Vaste sujet qui, actualité oblige, mériterait à lui seul une épreuve de philo. Les amis se divisent en deux catégories:

- Les vrais : ils se comptent sur les doigts d’une main. Ils ont la rareté des coccinelles. Et puisque ce qui est rare est cher, chéris-les comme un lépreux le ferait de ces derniers doigts.

- Les usurpateurs: nombreux comme une nuée de frelons et sous-segmentés en plusieurs espèces. De la pute qui écarte les cuisses pour dormir dans ton lit, au psychotique traumatisé par une enfance durant laquelle il n’était rien, et qui vient gâcher le cuir de ton divan en y déversant une bile amère en même temps que ses frustrations. Le psychotique est également une « serrure »… se vautrer sur ton divan, c’est gratuit… faire la même chose sur celui d’un spécialiste heurterait son portefeuille. Ces usurpateurs sont des nuisibles. Une fois repérés, élimine-les.

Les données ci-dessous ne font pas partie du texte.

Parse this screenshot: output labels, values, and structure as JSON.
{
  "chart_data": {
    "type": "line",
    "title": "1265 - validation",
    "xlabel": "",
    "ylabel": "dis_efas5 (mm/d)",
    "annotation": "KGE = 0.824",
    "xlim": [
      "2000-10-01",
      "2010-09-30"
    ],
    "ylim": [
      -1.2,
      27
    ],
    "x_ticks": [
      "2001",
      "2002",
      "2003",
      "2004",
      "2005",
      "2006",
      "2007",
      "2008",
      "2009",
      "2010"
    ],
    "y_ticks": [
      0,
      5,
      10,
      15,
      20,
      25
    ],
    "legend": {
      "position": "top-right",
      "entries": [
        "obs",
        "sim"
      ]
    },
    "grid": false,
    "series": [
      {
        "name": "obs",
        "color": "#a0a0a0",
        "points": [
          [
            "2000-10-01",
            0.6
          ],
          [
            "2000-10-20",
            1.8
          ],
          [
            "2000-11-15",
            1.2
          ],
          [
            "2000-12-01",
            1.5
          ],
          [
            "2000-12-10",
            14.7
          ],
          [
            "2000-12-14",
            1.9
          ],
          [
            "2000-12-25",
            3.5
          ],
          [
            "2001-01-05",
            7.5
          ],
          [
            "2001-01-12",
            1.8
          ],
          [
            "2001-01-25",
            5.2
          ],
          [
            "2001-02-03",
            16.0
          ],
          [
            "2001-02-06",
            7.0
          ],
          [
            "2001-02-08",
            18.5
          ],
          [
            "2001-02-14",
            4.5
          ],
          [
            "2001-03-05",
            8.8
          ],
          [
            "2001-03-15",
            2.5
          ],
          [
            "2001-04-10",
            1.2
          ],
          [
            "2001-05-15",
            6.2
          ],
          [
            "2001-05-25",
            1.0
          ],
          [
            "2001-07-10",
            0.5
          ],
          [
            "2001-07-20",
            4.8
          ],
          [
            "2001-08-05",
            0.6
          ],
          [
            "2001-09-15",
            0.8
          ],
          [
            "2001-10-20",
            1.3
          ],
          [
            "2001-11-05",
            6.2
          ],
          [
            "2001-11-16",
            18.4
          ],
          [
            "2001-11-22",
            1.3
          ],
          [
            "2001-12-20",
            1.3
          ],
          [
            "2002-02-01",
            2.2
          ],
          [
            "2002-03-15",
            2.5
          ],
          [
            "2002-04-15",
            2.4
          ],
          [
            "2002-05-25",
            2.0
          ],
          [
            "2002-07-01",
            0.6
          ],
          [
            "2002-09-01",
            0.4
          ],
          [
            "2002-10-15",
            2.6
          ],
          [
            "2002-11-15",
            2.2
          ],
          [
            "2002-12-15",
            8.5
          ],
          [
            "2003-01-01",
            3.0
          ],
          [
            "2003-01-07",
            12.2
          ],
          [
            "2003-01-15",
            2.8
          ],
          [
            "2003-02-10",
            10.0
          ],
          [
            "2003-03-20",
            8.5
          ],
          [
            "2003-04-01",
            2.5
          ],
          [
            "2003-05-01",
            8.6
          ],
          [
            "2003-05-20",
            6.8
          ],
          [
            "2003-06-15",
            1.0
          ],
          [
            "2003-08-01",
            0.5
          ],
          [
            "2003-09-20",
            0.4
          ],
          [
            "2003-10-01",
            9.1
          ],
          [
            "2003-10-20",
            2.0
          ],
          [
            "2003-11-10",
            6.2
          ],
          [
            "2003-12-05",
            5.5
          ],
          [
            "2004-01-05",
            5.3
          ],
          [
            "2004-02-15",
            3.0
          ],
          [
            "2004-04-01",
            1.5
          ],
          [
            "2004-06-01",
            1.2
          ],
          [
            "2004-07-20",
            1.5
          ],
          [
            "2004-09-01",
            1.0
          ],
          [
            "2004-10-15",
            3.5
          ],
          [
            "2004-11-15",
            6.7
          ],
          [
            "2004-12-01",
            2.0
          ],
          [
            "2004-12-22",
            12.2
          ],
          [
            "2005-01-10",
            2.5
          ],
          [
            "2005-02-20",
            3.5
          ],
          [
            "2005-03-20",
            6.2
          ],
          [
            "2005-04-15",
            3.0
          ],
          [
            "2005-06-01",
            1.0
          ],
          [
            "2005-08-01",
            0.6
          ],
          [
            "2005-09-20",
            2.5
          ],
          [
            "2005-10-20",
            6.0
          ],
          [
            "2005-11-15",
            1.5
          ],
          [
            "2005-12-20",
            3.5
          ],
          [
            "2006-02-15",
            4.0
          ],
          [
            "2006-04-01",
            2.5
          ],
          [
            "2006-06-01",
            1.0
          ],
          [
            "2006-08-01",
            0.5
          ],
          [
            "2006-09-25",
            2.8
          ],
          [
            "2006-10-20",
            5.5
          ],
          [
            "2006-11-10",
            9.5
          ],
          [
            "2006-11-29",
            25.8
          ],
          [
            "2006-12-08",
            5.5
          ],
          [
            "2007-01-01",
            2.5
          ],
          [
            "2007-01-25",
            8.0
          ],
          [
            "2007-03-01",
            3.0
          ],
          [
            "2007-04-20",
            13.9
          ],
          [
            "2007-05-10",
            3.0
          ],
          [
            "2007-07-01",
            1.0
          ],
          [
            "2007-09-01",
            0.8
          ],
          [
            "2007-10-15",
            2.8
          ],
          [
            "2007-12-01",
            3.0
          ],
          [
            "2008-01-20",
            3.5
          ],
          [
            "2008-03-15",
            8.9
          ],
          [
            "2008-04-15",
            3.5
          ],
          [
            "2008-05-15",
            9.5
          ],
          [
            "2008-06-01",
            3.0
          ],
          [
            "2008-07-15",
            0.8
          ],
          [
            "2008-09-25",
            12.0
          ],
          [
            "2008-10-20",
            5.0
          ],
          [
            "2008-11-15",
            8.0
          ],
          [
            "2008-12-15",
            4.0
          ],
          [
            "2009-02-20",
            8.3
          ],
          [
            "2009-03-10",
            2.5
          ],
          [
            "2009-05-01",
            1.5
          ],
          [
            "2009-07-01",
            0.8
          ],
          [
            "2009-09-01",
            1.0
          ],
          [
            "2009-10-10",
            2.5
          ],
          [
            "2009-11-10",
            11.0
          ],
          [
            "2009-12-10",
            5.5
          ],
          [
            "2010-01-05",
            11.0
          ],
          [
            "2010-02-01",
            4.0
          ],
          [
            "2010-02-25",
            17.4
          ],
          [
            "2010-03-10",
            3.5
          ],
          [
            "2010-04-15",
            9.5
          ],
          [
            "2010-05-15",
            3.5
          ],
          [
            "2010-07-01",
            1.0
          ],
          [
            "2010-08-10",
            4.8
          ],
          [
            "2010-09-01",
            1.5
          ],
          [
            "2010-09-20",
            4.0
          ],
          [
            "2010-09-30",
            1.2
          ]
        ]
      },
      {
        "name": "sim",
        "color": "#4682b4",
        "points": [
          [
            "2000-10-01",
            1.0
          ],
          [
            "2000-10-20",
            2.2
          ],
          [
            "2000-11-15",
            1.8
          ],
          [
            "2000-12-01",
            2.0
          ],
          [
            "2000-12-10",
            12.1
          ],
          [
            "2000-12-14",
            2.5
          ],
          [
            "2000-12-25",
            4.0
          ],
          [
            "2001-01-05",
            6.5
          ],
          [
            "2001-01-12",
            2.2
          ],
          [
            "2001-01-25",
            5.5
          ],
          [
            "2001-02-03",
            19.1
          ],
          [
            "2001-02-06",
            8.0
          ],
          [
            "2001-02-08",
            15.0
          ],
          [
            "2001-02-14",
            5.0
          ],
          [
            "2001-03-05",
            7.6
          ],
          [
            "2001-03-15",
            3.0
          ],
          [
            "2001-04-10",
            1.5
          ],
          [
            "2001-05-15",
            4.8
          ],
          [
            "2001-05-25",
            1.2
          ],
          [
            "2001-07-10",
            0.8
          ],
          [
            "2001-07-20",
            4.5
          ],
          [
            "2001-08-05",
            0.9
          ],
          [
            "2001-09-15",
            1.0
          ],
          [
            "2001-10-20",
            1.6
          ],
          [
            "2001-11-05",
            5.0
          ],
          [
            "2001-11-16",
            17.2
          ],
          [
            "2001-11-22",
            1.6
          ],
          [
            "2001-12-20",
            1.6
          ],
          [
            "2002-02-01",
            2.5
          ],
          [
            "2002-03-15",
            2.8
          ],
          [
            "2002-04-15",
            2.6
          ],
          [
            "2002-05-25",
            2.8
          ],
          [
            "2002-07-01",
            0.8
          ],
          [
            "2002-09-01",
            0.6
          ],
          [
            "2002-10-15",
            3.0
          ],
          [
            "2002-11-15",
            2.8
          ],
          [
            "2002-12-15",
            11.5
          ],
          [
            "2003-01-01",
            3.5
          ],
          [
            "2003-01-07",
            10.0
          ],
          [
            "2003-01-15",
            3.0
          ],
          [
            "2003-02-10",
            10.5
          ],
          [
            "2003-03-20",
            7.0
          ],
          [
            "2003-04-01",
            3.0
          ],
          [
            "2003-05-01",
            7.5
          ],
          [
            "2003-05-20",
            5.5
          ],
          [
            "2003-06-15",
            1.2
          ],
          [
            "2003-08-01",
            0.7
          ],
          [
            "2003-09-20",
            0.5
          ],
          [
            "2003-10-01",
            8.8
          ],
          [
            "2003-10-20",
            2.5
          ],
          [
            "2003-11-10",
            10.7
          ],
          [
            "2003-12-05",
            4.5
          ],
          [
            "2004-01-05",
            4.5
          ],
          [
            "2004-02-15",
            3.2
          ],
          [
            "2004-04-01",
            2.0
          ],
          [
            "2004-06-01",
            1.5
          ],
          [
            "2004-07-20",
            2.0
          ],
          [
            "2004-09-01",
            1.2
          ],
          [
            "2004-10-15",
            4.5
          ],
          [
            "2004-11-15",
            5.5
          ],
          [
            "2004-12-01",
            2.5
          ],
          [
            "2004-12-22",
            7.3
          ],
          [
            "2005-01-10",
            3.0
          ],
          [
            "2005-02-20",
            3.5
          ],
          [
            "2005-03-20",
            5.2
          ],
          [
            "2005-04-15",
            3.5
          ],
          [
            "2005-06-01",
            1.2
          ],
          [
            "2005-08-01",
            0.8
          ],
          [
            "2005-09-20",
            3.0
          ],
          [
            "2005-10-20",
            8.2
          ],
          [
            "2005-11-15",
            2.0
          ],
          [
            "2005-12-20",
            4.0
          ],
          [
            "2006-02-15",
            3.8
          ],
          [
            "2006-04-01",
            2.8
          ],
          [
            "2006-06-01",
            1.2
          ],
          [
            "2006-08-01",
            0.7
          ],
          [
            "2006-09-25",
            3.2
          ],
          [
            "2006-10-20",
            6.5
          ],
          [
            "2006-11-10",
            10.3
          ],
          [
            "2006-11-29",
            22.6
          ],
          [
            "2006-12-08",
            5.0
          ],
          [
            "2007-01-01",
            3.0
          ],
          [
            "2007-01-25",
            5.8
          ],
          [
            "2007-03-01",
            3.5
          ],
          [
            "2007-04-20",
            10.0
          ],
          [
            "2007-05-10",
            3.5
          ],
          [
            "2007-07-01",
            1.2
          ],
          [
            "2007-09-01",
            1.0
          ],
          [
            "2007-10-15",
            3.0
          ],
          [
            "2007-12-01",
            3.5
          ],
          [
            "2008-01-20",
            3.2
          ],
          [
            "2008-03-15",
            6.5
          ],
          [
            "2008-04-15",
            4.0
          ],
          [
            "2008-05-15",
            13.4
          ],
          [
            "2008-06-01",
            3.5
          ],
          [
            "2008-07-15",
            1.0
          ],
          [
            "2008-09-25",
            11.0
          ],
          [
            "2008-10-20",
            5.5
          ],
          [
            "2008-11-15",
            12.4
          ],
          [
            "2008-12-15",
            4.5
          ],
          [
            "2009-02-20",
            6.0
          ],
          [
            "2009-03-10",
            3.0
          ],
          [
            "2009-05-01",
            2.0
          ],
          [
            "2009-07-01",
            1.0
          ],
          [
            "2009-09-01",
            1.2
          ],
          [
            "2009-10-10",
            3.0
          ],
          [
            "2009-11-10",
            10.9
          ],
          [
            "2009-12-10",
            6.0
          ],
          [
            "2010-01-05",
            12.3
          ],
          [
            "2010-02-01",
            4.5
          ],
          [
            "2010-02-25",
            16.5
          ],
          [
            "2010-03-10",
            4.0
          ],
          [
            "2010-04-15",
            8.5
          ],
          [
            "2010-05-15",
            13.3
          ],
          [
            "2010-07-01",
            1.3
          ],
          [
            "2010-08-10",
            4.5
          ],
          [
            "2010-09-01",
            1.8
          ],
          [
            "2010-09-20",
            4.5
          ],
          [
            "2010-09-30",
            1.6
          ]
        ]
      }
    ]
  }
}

Le problème, c’est que parmi ces félons se cache une race particulièrement venimeuse. La pétasse et le névrosé cités plus haut ne sont pas les plus dangereux. Ils ont même, dans leurs fragilités respectives, quelque chose d’attendrissant. On les garde près de soi comme on ferait l’aumône. Et puis, une fois lassé, on les jette avec la même compassion qui nous à d’abord empêché d’effacer leurs numéros. Au milieu de ces fleurs inoffensives s’épanouissent des ronces plus difficilement détectables.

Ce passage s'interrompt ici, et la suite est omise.